No, he thought. She was too savvy to play those kinds of games with an Exalt. And there was no increase in her pulse or respiration when she spoke.
But she had just given him the opening he had been waiting for.
Watching her face carefully, he lowered his voice and shielded the shape of the words with the dingy cup. “The book that isn’t in the case outside the Bridge anymore, you mean?”
Dorcas also had a lot of experience hiding her emotions. The uptick in her heart rate could have meant anything—but the fact that it happened reassured him that he had not missed a similar one previously.
She met his eyes briefly, then glanced down again. “Your Captain finally jettisoned the damned thing?”
“Three hours ago, an incursion group broke in and stole it,” he answered. “My sister Caitlin’s mind died in the attack.”
Her chin lifted abruptly. Her chest swelled on a sharply taken breath. Adrenaline response. “I am sorry for your loss.”
Not sincere, exactly, but not whatever the opposite was, either. He turned it aside with a lift of his hand. “There’s a radical element among your people that will not support any course of action except reversing course—no matter how Pyrrhic that would appear to be at this juncture.”
“Radical, are they?” Whoever she was now, Dorcas still had Sparrow’s appetite. He had startled her once; she would not show it now, and the meal balanced in her lap was vanishing rapidly, though tilapia were not small fish.
“When their political convictions can move them to unprovoked violence, I find it difficult to think of another term.”
“Like the ones who Exalted an entire colony ship full of life-forms?”
“It seemed like a good idea at the time,” he said. “We didn’t expect anything Mean to survive Acceleration.”
“You thought you knew what the world needed. Perhaps some of us would rather have died than be transformed. Perhaps—did you ever think?—perhaps it’s better to die than exploit others.”
“We made a judgment call,” he said. “I suppose you’re right, and that does make me a dangerous radical. So what does that make the extreme element among your people? The ones who consider themselves contaminated? Zealots? Fanatics?”
Dorcas set her plate aside and rubbed her hands on the grass as if wiping off a trace of oil or fish juice. “That’s because, at your heart, you’re still a reactionary.”
Tristen didn’t agree with her, but he also didn’t want to argue. And what was it to him what this woman thought? She wasn’t Sparrow, and nothing he could do would make her so. All he’d do was break his own heart seeking the lost girl in the present-day woman.
Children always grew up strangers, he thought, imagining what a disappointment he had been to his own father. In this case, the strangeness was literal as well as metaphorical.
“Some of your people view Earth as sacred,” he persisted.
“Sacred as circles,” she agreed, “and not just my people, Tristen.”
“Do you know who killed my sister?”
The cut direct. There was the held breath, the chilling of the extremities, the pupil blown wide to catch any scrap of information. Fight or flight.
Just a moment’s worth before she snorted like an alligator and tossed her head. “Would you have me ferret out whosoever it might be and remand them to you for questioning?”
Nobody was sitting nearby now, but Exalt ears could overhear distant conversations.

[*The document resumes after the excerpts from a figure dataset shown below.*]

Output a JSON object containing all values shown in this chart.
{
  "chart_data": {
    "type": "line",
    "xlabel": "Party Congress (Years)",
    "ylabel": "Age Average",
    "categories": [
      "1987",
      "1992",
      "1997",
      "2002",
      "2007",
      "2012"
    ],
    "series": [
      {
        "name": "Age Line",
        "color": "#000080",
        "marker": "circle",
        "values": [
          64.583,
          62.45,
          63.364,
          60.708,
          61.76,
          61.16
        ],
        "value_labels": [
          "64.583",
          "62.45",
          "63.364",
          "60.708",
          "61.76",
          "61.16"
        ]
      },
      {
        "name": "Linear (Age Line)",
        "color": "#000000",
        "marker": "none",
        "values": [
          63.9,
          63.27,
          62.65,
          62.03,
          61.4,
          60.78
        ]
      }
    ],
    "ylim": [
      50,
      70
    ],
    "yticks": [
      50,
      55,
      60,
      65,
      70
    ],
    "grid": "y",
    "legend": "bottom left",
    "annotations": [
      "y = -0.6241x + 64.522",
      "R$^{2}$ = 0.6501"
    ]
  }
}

This once, his knowledge of that fact did not affect Tristen’s choice of words. “I leave that up to your conscience. But I would prefer it if you handled any disciplinary issues among the Edenites internally.”
“So you can’t be blamed?”
“Because it reinforces your authority.” He folded his hands. “The murder of my sister cannot be considered to be a matter strictly among the Edenites.”
“Murder, or act of war?”
“Either way,” he said, “I will prosecute it.”
Their gazes were locked, and had been. Tristen made the choice to look down first. He needed Dorcas’s cooperation, offered rather than coerced.